When a budding political career goes down in flames as Todd Barclay's did, the young ex-politician might find some satisfaction from living it up for what remains of his time on the public payroll.
That appears to be what Barclay has done, posting photos on social media of him and a friend enjoying the splendours of Europe.
He disappeared from Parliament soon after Prime Minister Bill English announced in June Barclay would not be standing at the September election.
He kept his salary, plus a taxpayer-provided car and air travel until the election on September 23 and, like all retired MPs, he continues to be paid a parliamentary salary for three months past polling day.
He is still receiving $3000 a week, before tax, from the public purse. He left New Zealand four days before polling day and over the past two months we have paid him $24,000 while he and a friend have been touring Italy, Croatia and Greece.
He must have known his postcards would become public. If they tell us anything, it is that Barclay is not hoping to return to public life. His fatal mistakes were to record his electorate secretary's conversations in his Clutha-Southland electorate office when he wasn't there, which is illegal, and to "refute" he had done so when asked by reporters.

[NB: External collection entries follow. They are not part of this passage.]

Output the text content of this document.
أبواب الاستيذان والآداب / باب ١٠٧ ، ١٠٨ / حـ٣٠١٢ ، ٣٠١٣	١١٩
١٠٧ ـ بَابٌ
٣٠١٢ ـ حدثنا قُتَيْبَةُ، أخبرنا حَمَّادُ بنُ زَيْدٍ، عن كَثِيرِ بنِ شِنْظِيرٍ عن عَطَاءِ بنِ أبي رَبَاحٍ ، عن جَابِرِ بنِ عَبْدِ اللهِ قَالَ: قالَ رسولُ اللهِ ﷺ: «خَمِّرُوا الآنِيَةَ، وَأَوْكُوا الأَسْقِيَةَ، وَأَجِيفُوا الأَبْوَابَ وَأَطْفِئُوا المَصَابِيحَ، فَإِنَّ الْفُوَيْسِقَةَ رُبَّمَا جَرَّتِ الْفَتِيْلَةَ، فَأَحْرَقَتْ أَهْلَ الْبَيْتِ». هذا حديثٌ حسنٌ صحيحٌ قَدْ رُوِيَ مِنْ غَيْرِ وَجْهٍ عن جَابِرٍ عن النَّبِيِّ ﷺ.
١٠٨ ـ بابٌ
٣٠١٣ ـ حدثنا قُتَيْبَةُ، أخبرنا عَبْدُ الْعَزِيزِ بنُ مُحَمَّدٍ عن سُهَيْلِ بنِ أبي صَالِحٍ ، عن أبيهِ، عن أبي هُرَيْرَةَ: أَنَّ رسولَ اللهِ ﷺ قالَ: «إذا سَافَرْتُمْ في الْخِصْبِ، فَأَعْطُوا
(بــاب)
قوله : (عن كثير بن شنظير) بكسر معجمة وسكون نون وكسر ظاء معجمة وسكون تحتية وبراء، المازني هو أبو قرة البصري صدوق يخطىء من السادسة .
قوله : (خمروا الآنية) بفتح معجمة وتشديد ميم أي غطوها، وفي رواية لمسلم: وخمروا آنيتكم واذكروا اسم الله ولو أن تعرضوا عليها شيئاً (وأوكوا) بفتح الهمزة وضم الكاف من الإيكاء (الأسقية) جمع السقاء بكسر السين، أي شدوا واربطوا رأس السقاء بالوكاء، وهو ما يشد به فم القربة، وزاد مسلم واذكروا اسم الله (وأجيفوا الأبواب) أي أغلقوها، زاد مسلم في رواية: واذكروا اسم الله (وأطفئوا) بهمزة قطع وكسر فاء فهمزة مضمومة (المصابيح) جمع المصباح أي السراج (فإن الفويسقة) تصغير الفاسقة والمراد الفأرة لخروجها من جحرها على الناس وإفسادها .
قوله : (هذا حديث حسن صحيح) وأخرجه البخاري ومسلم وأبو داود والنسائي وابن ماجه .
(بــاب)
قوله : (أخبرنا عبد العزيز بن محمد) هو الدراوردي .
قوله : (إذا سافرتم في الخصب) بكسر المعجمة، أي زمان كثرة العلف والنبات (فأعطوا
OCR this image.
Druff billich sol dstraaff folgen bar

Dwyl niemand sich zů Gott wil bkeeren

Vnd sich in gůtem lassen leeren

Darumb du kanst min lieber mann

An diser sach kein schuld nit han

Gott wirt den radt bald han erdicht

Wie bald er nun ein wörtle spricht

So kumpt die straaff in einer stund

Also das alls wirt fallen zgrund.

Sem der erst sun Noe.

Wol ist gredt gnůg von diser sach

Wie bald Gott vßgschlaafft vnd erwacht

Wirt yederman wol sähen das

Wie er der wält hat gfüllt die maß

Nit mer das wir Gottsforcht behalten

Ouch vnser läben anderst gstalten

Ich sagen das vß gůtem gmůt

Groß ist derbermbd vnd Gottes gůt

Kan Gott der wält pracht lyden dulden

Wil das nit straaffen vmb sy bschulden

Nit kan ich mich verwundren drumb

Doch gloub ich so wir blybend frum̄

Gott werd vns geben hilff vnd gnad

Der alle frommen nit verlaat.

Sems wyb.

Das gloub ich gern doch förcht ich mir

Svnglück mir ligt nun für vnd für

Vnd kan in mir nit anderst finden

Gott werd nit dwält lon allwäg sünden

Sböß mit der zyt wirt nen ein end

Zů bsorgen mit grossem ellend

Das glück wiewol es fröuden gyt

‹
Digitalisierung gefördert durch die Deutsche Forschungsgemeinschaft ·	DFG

His grand tour is a reminder that one reason he fell out with his secretary was that she reportedly thought he was spending too much time in Queenstown when he had engagements elsewhere in the large southern electorate.
In June when he resigned, National looked certain to win a fourth term and he was looking at another three years on the back benches. Now National is out of government and its young MPs have a better chance of promotion in the party's ranks over the next three years. Barclay might have been one of them.
So the public should not begrudge him his consolation trip. But it is galling to see how disgraced people can continue drawing a handsome public salary.